Below are just a few cybersecurity headline- worthy news from June, July, and August:
- “In New Jersey, a ransomware attack disabled a school district’s computer system, which affected Tenafly Public Schools and The Bergen County school district. The latter had to cancel final exams for all high school students. While students may have cheered the news, the school system was left hobbled by the attack. The district’s technology department took several steps, including isolating devices, turning off the networks, and hiring cybersecurity experts to carry out an investigation, but it still caused a massive disruption. “This end-of-school-year attack should serve as a warning in the new school year that education is a favored target of hackers,” advises Randall.
- A message about a “Father’s Day free beer” opportunity went viral on WhatsApp. Of course, there was no free beer, the message instead included an embedded link, containing a malicious script. WhatsApp reminded users to follow safety best practices when using its services. The WhatsApp incident is a lesson to heed year-round, centering on holidays and “special days.” With “special days” like the whimsical “Talk like a Pirate Day” on Sept. 19 and Halloween in October, be on guard for frivolous, fun-sounding memes, messages, and emails that may try to prey on complacency.
- In mid-June, there was a massive data breach that affected 69,589 people. The victims were patients of the Washington Kaiser Foundation Health Plan. The breach exposed patients’ first and last names, medical record numbers, dates of service, etc. Kaiser stopped the unauthorized access and initiated an investigation to identify the threat factors. The takeaway is that PHI is still coveted by hackers and remains the most valuable data for hackers to peddle on the dark web.
- Twitter suffered a data breach after threat actors used a vulnerability to build a database of phone numbers and email addresses belonging to 5.4 million accounts. The data is now up for sale on a hacker forum for $30,000, according to a threat actor known as ‘devil’. The data breach exploited a loophole in Twitter’s security that allowed any party without any authentication to obtain a Twitter ID (which is almost equal to getting the username of an account) of any user by submitting a phone number or email even though the user has prohibited this action in the privacy settings, according to reports. The loophole has been closed.
- LinkedIn is the most faked brand for when it comes to phishing attacks. In the second quarter of 2022, 45 percent of all phishing attempts come from faked LinkedIn phishing attempts.
- Hanesbrands estimates it lost $100 million in sales this summer after suffering a ransomware attack. And while the attack happened in May, the incident didn’t make the headlines until August when the company revealed in an earnings report that the incident prevented it from fulfilling product orders for three weeks.
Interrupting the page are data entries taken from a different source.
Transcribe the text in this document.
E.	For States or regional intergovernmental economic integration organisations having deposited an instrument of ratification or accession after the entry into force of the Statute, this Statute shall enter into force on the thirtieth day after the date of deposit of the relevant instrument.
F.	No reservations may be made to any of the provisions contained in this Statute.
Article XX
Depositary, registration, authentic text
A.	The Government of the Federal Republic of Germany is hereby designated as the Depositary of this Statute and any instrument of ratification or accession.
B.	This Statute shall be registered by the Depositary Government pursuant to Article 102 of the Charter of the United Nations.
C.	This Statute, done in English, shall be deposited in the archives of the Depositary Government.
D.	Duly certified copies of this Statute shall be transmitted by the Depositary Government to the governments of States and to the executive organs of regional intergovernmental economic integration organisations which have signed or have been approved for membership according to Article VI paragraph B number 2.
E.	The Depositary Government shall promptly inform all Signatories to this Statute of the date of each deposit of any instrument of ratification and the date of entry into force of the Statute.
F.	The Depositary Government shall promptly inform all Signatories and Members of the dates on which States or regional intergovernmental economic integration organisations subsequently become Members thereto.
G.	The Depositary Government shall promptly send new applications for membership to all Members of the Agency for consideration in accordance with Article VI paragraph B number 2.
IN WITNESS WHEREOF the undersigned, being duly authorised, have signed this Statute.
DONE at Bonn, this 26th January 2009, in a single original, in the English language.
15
This stymied its ability to purchase new supplies, ship orders, and process payments for brands including Hanes, Champion, and Playtex. The attack was specifically a supply chain attack affecting the company’s global supply chain network. It remains unclear who was responsible for the incident, but the attack highlighted the vulnerability of supply chain breaches, and $100 million in lost sales is a steep price to pay for a breach.
- On August 26, the New Hampshire State Lottery suffered an attack forcing it take down its website. Officials said people visiting the site should not click on any pop-up messages.”
Although most people can lose track of their cybersecurity concerns and recent trends in the summertime, it’s crucial to stay on top of the news to better understand what is going on in the technology/ hacker world. The best defense you can do is to stay on top of the headlines and updates. As we can see from the example situations above within the past 3 months, the education, government, and healthcare industry are targeted the most, and expected to continue into the fall.